Less than a year after the release of Roambi for iPhone, the company’s fortunes and exposure would change greatly with the release of the iPad tablet in April 2010.

When the iPad was announced in late January 2010, the MeLLmo team’s minds were blown. The company had spent an enormous amount of time and focus working on how to convey data on small iPhone screens, but this new device could give Roambi a chance to shine on a large 9.7-inch touch screen.

“We knocked it out of the park on the phone,” Alsbury said. “Then we had to switch and do a 180 and we had all this real estate.”

After watching the iPad announcement, MeLLmo immediately decided a new version of Roambi would need to be ready for the iPad by launch day.

“We had about two months to upgrade the entire app to iPad. That was not a very fun two months,” Alsbury said. “The entire iOS team was only about five developers with two-man design team. We worked 16- to 18-hour days for a solid month.”

One of the most challenging aspects of the development was working on an application for a device the team had never seen. The team had to create and test the app with a simulator, which was nerve-wracking, since touch apps need a high degree of precision.

The development and hardships paid off considerably. The day the iPad was released, Roambi was featured on the first page of the Business category in the App Store. That sort of exposure is priceless to a young company.

“It was well worth the work to be there on day one,” Alsbury said. “The iPad platform was such an enhancement of the Roambi experience.”

I suggested to Alsbury that the company wouldn’t be as successful as it is today without the iPad. With so many businesses incorporating the iPad into their work flows, Roambi is getting more time in front of executives and key decision makers. Apple is even spotlighting Roambi on its dedicated “iPad at Work” page.
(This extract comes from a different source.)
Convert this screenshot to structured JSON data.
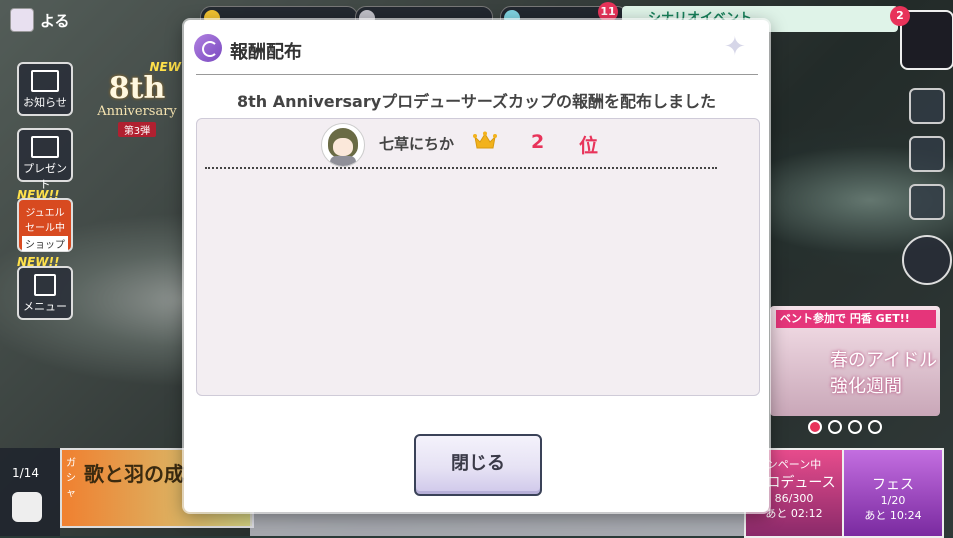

But Alsbury maintains Roambi might have been more successful if there had never been an iPad. “In that case, the work we had done [on the iPhone] would be viewed as more precious and more valuable,” he said.

Looking to the future

Roambi’s future looks bright. MeLLmo’s successes with Roambi on iPad and iPhone attracted the aforementioned $30 million first round of funding from Sequoia Capital this past September. With that money on hand, the company plans to add more employees to its roster of 120, open new office locations in other parts of the world, and keep innovating its product.

“We will continue to follow the platform,” Alsbury said. “It allows for innovation and for creating rich and immersive experiences.”

Soon, MeLLmo will add another four languages to Roambi to help it meet “heavy” international demand and bring the product to a total of 11 languages. By the end of the year, the company plans to add more.

The most recent addition to Roambi is a product called Flow, which lets people use data to publish magazine-style reports. There is a free Roambi Flow Viewer for iPad that allows anyone to read reports you publish.

“We’ve moved away from the original numerical data presentation with Flow,” Alsbury said. “And we’re going to keep pushing those boundaries.”